A Little Joke . The Sedition Act made it illegal to criticize the Adams administration in any way. President Adams passed through Newark, New Jersey, on 27 July 1798. The citizens of Newark turned out for the occasion; as president and Mrs. Adams entered Broad Street that morning, the citizens fired a cannon, church bells rang, and a group of young men chanted Behold the Chief who now commands and gave three cheers. As Adams and his entourage moved away, the young men fired a sixteen-gun salute. Luther Baldwin was walking past a tavern as the guns were firing. A tavern customer said to him, There goes the President and they are firing at his a. Baldwin, having had a bit to drink himself, said he did not care if they fired thro his a. The tavern keeper said, That is seditious, and a crowd gathered. Some local Federalists, upset that Adams had not stopped in Newark, agreed, and set out to punish Luther Baldwin for sedition. He and two others were indicted, and all of them wound up pleading guilty. Their joke led to a trial in October 1799 and cost Baldwin $150, his accomplices $50 and $40. The trial showed how far the Sedition Act could go. One Republican paper noted that in England a subject may safely speak of the kings head, but in America one could not speak of the presidents a, and another Republican paper said, Thank God, we have shown the cursed democrats that we will let none of them speak disrespectfully of any part of that dear man.

Virginia and Kentucky Resolutions . With no public way to criticize the administration or to challenge the Sedition Act, its opponents turned to the state legislatures. In Virginia James Madison drafted a series of resolutions that declared the Sedition Act to be unconstitutional, as the First Amendment said clearly that Congress shall make no law abridging the freedom of the press. Vice President Jefferson secretly drafted a similar series of resolutions adopted by the Kentucky legislature. Virginia called on other states to join the protest; Kentucky declared that a state could nullify an unconstitutional law. The other states unanimously rejected Virginias and Kentuckys pleas. Madison in 1800 wrote a long report justifying the Virginia and Kentucky resolutions and arguing that a free press could not be limited by Congress.

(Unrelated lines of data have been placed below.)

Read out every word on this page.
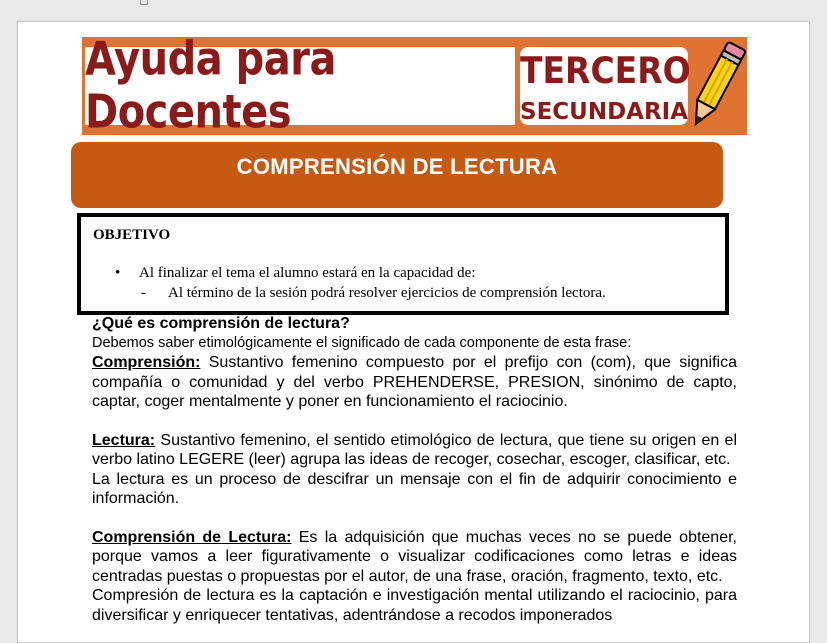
Ayuda para Docentes
TERCERO
SECUNDARIA
COMPRENSIÓN DE LECTURA
OBJETIVO
• Al finalizar el tema el alumno estará en la capacidad de:
- Al término de la sesión podrá resolver ejercicios de comprensión lectora.

¿Qué es comprensión de lectura?

Debemos saber etimológicamente el significado de cada componente de esta frase:

Comprensión: Sustantivo femenino compuesto por el prefijo con (com), que significa compañía o comunidad y del verbo PREHENDERSE, PRESION, sinónimo de capto, captar, coger mentalmente y poner en funcionamiento el raciocinio.

Lectura: Sustantivo femenino, el sentido etimológico de lectura, que tiene su origen en el verbo latino LEGERE (leer) agrupa las ideas de recoger, cosechar, escoger, clasificar, etc.

La lectura es un proceso de descifrar un mensaje con el fin de adquirir conocimiento e información.

Comprensión de Lectura: Es la adquisición que muchas veces no se puede obtener, porque vamos a leer figurativamente o visualizar codificaciones como letras e ideas centradas puestas o propuestas por el autor, de una frase, oración, fragmento, texto, etc.

Compresión de lectura es la captación e investigación mental utilizando el raciocinio, para diversificar y enriquecer tentativas, adentrándose a recodos imponerados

Revolution of 1800 . Though other states would not join in opposing the laws, and though the laws did effectively shut down the Republican press, the Republicans managed to mobilize for the election of 1800. A bitterly divided Federalist party, torn between Alexander Hamilton and John Adams, made the Jeffersonians seem a safe and responsible alternative. In the sedition trials the Republicans had appeared as defenders of free exchange of ideas. In October 1800 Hamilton circulated a pamphlet to other Federalists saying that John Adams was unfit to be president. Aaron Burr, the Republican vice-presidential candidate, found a copy and had it published in the New York papers. Nonetheless, Hamilton was not charged with sedition. By May 1800 Adams had fired Pickering and was no longer urging prosecutions. Adams had also decided to seek peace with France, which his administration secured in October 1800. Adams lost the election of 1800, and in March 1801 Thomas Jefferson became president. Jefferson announced a new way to deal with dissenters. If there should be any among us who would wish to dissolve this union, he said in his inaugural address, or change its republican form, let them stand undisturbed as monuments of the safety with which error of opinion may be tolerated where reason is left free to combat it. The Sedition Act expired the same day, and President Jefferson pardoned all who had been convicted under it. The reign of the witches, Jefferson said, was over.

Sources

Stanley Elkins and Eric McKitrick, The Age of Federalism (New York: Oxford University Press, 1993);

James Morton Smith, Freedoms Fetters: The Alien and Sedition Laws and American Civil Liberties (Ithaca: Cornell University Press, 1956).